Episcopal priest Philip Culbertson goes one step further than Alan Jones. Culbertson believes “Doubt is . . . a crucial ingredient in faith. Faith and doubt have a sort of yin-yang relationship – dependent, complementary, energizing and focusing one another. Doubt is the energy of inquiry. Faith is never lost through the fearless search for truth. And so it was with Thomas. His initial doubting leads him to proclaim one of the greatest faith statements of the New Testament . . . ‘my Lord and my God’” (Culbertson, 24). He could not have made such a statement had he initially lacked faith, had he not had a core faith waiting to be brought forth to the surface, a faith wanting to be deepened.

In addition to his underlying faith that just needed to be coaxed forward, Thomas had one other thing that, as I see it, helped him through his period of doubt. Even in his doubts and uncertainty, Thomas was part of a community of faith, namely the other ten apostles. Even though he had his doubts, the community did not reject him. I cannot help but think that the other ten apostles supported him, maybe tried to help him work through his questions and his doubts. After all, what we tend to forget is that a week before, they were where Thomas is now. When Jesus initially appeared before them, they did not know what to make of him. They did not immediately recognize Jesus. While they did not specifically ask for proof, they were provided with it. They heard his voice, they saw the wounds in his hands and his side. In those signs they were assured that this was indeed their Risen Lord. Thomas was not asking for anything that they themselves had not had the opportunity to experience. Maybe they used their experiences of doubt to help Thomas deal with his own doubts.

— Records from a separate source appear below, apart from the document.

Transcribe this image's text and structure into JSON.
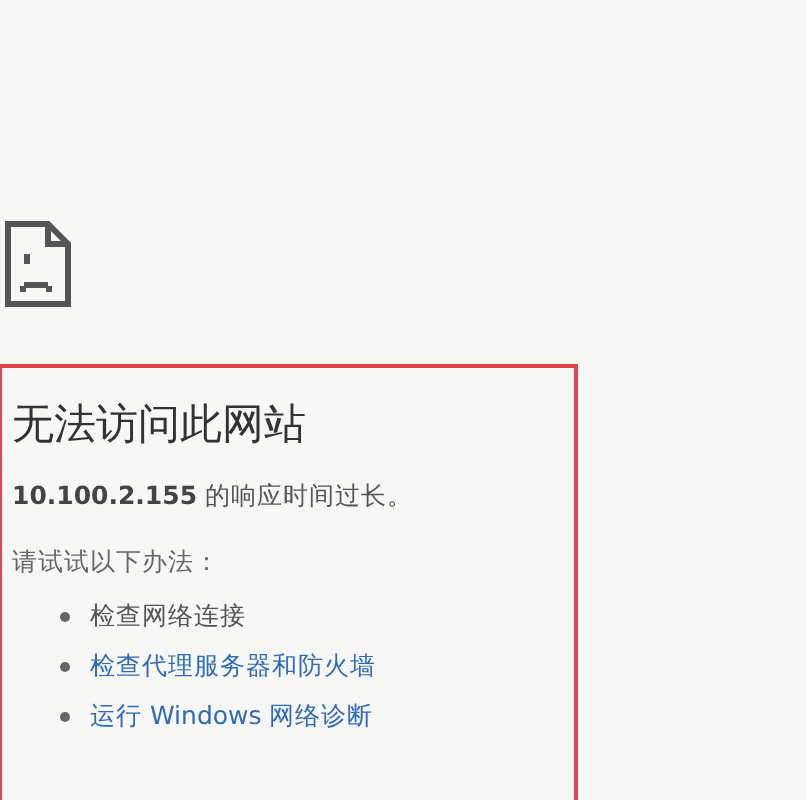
{
  "error": {
    "title": "无法访问此网站",
    "message": "**10.100.2.155** 的响应时间过长。",
    "suggestions_heading": "请试试以下办法：",
    "suggestions": [
      {
        "kind": "text",
        "label": "检查网络连接"
      },
      {
        "kind": "link",
        "label": "检查代理服务器和防火墙"
      },
      {
        "kind": "link",
        "label": "运行 Windows 网络诊断"
      }
    ]
  }
}
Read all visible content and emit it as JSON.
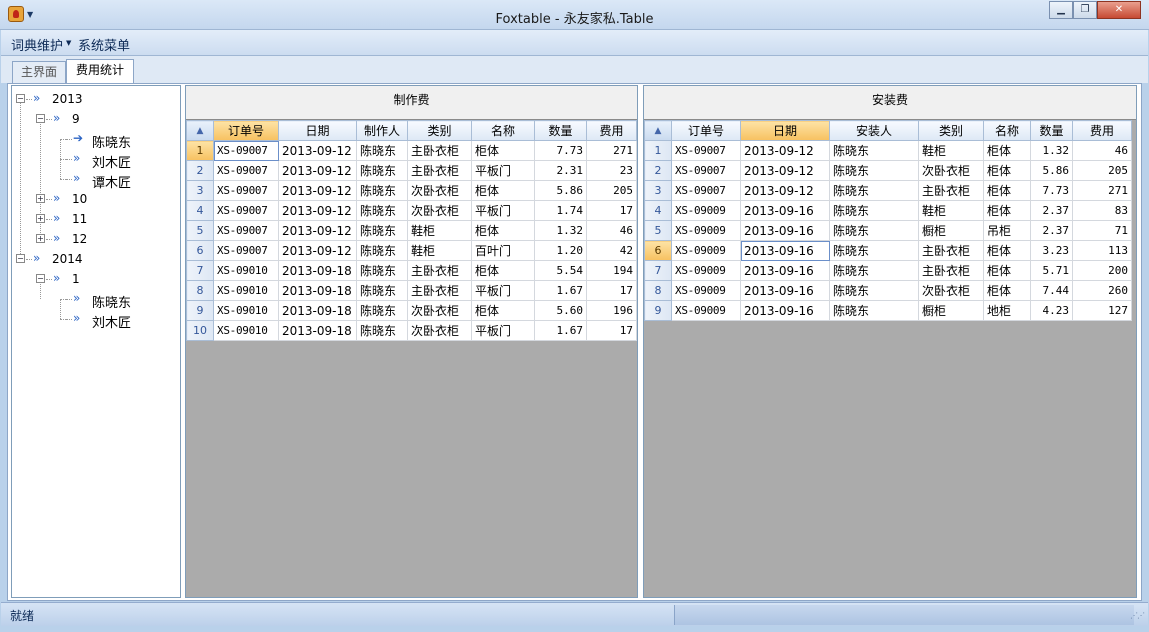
{
  "window": {
    "title": "Foxtable - 永友家私.Table"
  },
  "menu": {
    "items": [
      "词典维护",
      "系统菜单"
    ]
  },
  "tabs": [
    {
      "label": "主界面",
      "active": false
    },
    {
      "label": "费用统计",
      "active": true
    }
  ],
  "tree": {
    "nodes": [
      {
        "label": "2013",
        "level": 0,
        "expander": "−",
        "selected": false
      },
      {
        "label": "9",
        "level": 1,
        "expander": "−",
        "selected": false
      },
      {
        "label": "陈晓东",
        "level": 2,
        "expander": null,
        "selected": true
      },
      {
        "label": "刘木匠",
        "level": 2,
        "expander": null,
        "selected": false
      },
      {
        "label": "谭木匠",
        "level": 2,
        "expander": null,
        "selected": false
      },
      {
        "label": "10",
        "level": 1,
        "expander": "+",
        "selected": false
      },
      {
        "label": "11",
        "level": 1,
        "expander": "+",
        "selected": false
      },
      {
        "label": "12",
        "level": 1,
        "expander": "+",
        "selected": false
      },
      {
        "label": "2014",
        "level": 0,
        "expander": "−",
        "selected": false
      },
      {
        "label": "1",
        "level": 1,
        "expander": "−",
        "selected": false
      },
      {
        "label": "陈晓东",
        "level": 2,
        "expander": null,
        "selected": false
      },
      {
        "label": "刘木匠",
        "level": 2,
        "expander": null,
        "selected": false
      }
    ]
  },
  "production": {
    "title": "制作费",
    "columns": [
      "订单号",
      "日期",
      "制作人",
      "类别",
      "名称",
      "数量",
      "费用"
    ],
    "highlight_col": 0,
    "current_row": 0,
    "rows": [
      [
        "XS-09007",
        "2013-09-12",
        "陈晓东",
        "主卧衣柜",
        "柜体",
        "7.73",
        "271"
      ],
      [
        "XS-09007",
        "2013-09-12",
        "陈晓东",
        "主卧衣柜",
        "平板门",
        "2.31",
        "23"
      ],
      [
        "XS-09007",
        "2013-09-12",
        "陈晓东",
        "次卧衣柜",
        "柜体",
        "5.86",
        "205"
      ],
      [
        "XS-09007",
        "2013-09-12",
        "陈晓东",
        "次卧衣柜",
        "平板门",
        "1.74",
        "17"
      ],
      [
        "XS-09007",
        "2013-09-12",
        "陈晓东",
        "鞋柜",
        "柜体",
        "1.32",
        "46"
      ],
      [
        "XS-09007",
        "2013-09-12",
        "陈晓东",
        "鞋柜",
        "百叶门",
        "1.20",
        "42"
      ],
      [
        "XS-09010",
        "2013-09-18",
        "陈晓东",
        "主卧衣柜",
        "柜体",
        "5.54",
        "194"
      ],
      [
        "XS-09010",
        "2013-09-18",
        "陈晓东",
        "主卧衣柜",
        "平板门",
        "1.67",
        "17"
      ],
      [
        "XS-09010",
        "2013-09-18",
        "陈晓东",
        "次卧衣柜",
        "柜体",
        "5.60",
        "196"
      ],
      [
        "XS-09010",
        "2013-09-18",
        "陈晓东",
        "次卧衣柜",
        "平板门",
        "1.67",
        "17"
      ]
    ]
  },
  "installation": {
    "title": "安装费",
    "columns": [
      "订单号",
      "日期",
      "安装人",
      "类别",
      "名称",
      "数量",
      "费用"
    ],
    "highlight_col": 1,
    "current_row": 5,
    "rows": [
      [
        "XS-09007",
        "2013-09-12",
        "陈晓东",
        "鞋柜",
        "柜体",
        "1.32",
        "46"
      ],
      [
        "XS-09007",
        "2013-09-12",
        "陈晓东",
        "次卧衣柜",
        "柜体",
        "5.86",
        "205"
      ],
      [
        "XS-09007",
        "2013-09-12",
        "陈晓东",
        "主卧衣柜",
        "柜体",
        "7.73",
        "271"
      ],
      [
        "XS-09009",
        "2013-09-16",
        "陈晓东",
        "鞋柜",
        "柜体",
        "2.37",
        "83"
      ],
      [
        "XS-09009",
        "2013-09-16",
        "陈晓东",
        "橱柜",
        "吊柜",
        "2.37",
        "71"
      ],
      [
        "XS-09009",
        "2013-09-16",
        "陈晓东",
        "主卧衣柜",
        "柜体",
        "3.23",
        "113"
      ],
      [
        "XS-09009",
        "2013-09-16",
        "陈晓东",
        "主卧衣柜",
        "柜体",
        "5.71",
        "200"
      ],
      [
        "XS-09009",
        "2013-09-16",
        "陈晓东",
        "次卧衣柜",
        "柜体",
        "7.44",
        "260"
      ],
      [
        "XS-09009",
        "2013-09-16",
        "陈晓东",
        "橱柜",
        "地柜",
        "4.23",
        "127"
      ]
    ]
  },
  "status": {
    "text": "就绪"
  }
}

That’s probably the most important lesson for us, removed two millennia from the resurrection event. We are those whom Jesus was talking about when he said “Blessed are those who have not seen and yet have come to believe.” We have not had the benefit of the experiences of the ten apostles on Easter Day. We have not had the opportunity to experience Jesus as Thomas did a week later. Yet, through the witness of innumerable saints over the last two thousand years, through the testimonies of scripture, and through the abiding conviction of our own faith communities, we are able to believe that our Lord is risen. That does not mean that we do not at times question the veracity of the event, wonder about the specific details, the whys and wherefores. Such events are hard to fathom. Such questioning is natural, and if anything, helps us to further our faith – particularly when done in community – through Bible studies, through various groups in the parish such as Daughters of the King, ACES (Adult Christians Exploring Spirituality), and the Companions of Sts Benedict and Scholastica, and even through our informal conversations.

At one time or another, we are all Thomases and Karens. And at other times, we are part of the ten apostles, supporting the Thomases and Karens in our midst. And no matter where we are in our struggles, as long as we have that core faith that keeps us coming back even in the midst of our doubts, we will always be the blessed who may not have seen with our eyes, but have nonetheless seen how the Risen Christ has touched our lives and the lives of others, and because of that proof, cannot help but believe.

In the name of the Father, and of the Son, and of the Holy Spirit. Amen.

Culbertson, Philip L., et al. New Proclamation: Year C, 2010, Easter through Christ the King. Minneapolis: Fortress Press, 2009.


cuttone10 said...

I agree with you it is an amazing miracle for those who believe in Jesus and the resurrection without witnessing it first hand. Thank the Apostles and the leaders who are led by the Holy Spirit to stand up against a world against them the strength and boldness they show while teaching and proclaiming Christ is a miracle in itself!